With airways obstruction, panting frequency affects plethysmographically determined thoracic gas volume (Vtg) because the extrathoracic airway acts as a shunt capacitor. Stanescu et al. (19) suggested that in the calculation of Vtg, use of esophageal (delta Pes) rather than mouth pressure (delta Pm) swings might eliminate the problem.
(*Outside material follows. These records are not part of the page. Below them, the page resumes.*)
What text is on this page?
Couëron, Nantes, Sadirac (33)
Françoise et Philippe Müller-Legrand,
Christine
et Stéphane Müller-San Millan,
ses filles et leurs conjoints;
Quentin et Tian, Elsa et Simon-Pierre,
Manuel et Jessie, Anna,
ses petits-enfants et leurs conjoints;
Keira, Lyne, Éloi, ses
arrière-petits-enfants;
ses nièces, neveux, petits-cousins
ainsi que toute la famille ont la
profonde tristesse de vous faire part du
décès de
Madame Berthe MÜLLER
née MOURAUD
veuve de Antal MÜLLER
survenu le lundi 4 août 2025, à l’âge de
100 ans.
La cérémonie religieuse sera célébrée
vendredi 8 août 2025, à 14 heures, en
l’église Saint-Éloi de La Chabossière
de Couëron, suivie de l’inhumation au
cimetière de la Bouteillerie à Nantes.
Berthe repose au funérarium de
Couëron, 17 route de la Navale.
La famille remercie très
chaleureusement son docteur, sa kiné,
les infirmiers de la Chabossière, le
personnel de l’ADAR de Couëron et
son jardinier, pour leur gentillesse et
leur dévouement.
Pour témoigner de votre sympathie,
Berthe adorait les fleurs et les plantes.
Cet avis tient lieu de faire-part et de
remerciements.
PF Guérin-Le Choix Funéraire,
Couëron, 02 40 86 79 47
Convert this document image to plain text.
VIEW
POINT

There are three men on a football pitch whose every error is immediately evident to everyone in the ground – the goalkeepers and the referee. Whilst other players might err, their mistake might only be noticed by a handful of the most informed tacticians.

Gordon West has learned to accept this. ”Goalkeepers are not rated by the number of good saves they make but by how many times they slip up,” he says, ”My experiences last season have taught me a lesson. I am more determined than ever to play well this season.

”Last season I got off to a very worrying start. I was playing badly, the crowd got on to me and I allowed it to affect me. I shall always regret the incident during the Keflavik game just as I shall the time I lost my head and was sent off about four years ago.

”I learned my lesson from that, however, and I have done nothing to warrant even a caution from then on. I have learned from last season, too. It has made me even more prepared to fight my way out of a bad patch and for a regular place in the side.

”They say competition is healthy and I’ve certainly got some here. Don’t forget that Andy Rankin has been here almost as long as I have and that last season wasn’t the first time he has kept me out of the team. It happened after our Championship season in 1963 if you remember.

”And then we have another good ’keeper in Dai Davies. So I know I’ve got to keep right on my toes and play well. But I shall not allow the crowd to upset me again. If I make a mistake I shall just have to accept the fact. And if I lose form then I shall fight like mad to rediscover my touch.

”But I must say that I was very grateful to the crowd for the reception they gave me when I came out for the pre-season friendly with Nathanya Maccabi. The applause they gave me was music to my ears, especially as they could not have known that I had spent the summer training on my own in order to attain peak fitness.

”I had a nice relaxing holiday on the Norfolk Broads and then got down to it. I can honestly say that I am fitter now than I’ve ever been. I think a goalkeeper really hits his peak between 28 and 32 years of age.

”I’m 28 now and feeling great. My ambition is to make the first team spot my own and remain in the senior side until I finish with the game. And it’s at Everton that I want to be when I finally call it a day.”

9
We measured total lung capacity (TLC) plethysmographically in 10 subjects with chronic airways obstruction (CAO) and in four normal subjects. TLC (using delta Pm) was derived from Vtg obtained from slow-(approximately 1 Hz) and fast- (approximately 4 Hz) panting frequencies. In the normal subjects and four subjects with CAO, TLC was also obtained using delta Pes. In these subjects abdominal gas compression and decompression did not contribute significantly to the frequency dependence of TLC. In CAO, TLC was frequency dependent in direct proportion to the severity of obstruction. Although the frequency dependence was greater using delta Pm to calculate Vtg, it also occurred using delta Pes. Thus it could not be explained entirely by the shunt capacitor effect of the extrathoracic airways. The residual and significant overestimations of TLC (reflected by frequency dependency of TLC derived from Vtg calculated from delta Pes) may be explained by interregional nonhomogeneities during the panting maneuver.